# 2400 acres in Twiggs



## ts3600 (Jun 12, 2014)

Just picked up 500 more acres and have 4 spots open, $975.  PM if interested.


----------



## ts3600 (Jun 21, 2014)

*Almost full*

Only two spots left


----------



## Ivory hunter (Jun 27, 2014)

Interested in club give me a call 770 317 9193


----------



## ts3600 (Jul 19, 2014)

*1 more spot*

could fit two if needed
email tsadler31@cox.net if interested


----------



## ts3600 (Jul 28, 2014)

*Last two spots open*

Also just found out we have 9 bear days this year, so if you want a bear rug this is the club!


----------



## whitetaco02 (Jul 28, 2014)

9 bear days!?

I guess they figured out they need to start thinning them out.

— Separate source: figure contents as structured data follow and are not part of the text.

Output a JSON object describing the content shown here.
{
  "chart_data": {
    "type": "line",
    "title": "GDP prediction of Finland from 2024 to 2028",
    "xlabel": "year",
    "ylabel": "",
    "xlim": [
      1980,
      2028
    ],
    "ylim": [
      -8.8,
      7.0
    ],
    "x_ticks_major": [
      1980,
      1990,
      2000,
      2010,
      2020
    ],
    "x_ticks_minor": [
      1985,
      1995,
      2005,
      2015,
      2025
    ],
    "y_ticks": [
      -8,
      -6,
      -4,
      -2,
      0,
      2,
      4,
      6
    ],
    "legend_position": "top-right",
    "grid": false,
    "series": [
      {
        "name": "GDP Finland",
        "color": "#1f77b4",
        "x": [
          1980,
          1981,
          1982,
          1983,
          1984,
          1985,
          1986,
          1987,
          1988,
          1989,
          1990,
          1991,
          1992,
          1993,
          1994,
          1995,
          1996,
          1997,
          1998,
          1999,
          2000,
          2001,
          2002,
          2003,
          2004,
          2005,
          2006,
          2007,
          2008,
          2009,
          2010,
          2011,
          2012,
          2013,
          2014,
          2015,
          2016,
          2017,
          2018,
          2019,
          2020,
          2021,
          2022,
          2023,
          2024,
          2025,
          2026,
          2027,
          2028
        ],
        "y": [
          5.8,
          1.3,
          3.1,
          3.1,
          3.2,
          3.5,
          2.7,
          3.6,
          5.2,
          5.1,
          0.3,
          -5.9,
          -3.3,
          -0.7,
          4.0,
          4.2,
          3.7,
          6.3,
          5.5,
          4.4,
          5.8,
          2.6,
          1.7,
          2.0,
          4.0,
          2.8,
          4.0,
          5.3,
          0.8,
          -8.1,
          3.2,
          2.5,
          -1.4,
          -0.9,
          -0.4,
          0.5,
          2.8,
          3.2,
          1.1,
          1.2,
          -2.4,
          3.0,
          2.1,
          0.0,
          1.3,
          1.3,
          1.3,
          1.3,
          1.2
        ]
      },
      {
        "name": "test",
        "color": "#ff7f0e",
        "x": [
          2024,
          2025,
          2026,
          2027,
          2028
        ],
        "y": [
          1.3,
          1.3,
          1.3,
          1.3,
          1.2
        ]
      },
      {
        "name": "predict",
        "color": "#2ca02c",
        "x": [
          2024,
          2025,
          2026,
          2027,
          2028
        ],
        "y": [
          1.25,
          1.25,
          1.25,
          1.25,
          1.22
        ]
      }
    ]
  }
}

I bet before too long they are going to let you start baiting them.

There is a part of me wishing I would have re-joined the club.


----------



## quackman (Aug 7, 2014)

I Think you may be wrong on the bear days , One day Dec 13, you must have been looking at South Ga.


----------



## BBond (Aug 8, 2014)

Yeah you must have seen South GA dates.  Bears have 3 zones and Twiggs County is in the Central.

http://www.georgiawildlife.com/sites/default/files/uploads/wildlife/hunting/pdf/regulations/2014-2015_StateSeason_summary_1.pdf


----------



## TylerR11 (Aug 13, 2014)

Any openings left


----------



## ts3600 (Aug 23, 2014)

BBond said:


> Yeah you must have seen South GA dates.  Bears have 3 zones and Twiggs County is in the Central.
> 
> http://www.georgiawildlife.com/sites/default/files/uploads/wildlife/hunting/pdf/regulations/2014-2015_StateSeason_summary_1.pdf



Yeah, DNR put out the reg on line omitting the central zone.  Then a few days later added it back.
One bear day Dec 13.

Still got one spot left


----------



## ts3600 (Aug 23, 2014)

whitetaco02 said:


> 9 bear days!?
> 
> I guess they figured out they need to start thinning them out.
> 
> ...



Frank, Yall should have gotten back in


----------



## whitetaco02 (Aug 23, 2014)

I know, we should have!  The new place is looking promising but it just stinks having to learn a new piece of property.  Maybe next year, just keep us posted.


----------



## ts3600 (Aug 28, 2014)

I got one spot left


----------



## ts3600 (Sep 13, 2014)

*ttt*

One opening left


----------



## catchdogs (Oct 11, 2014)

Can you run dogs on property


----------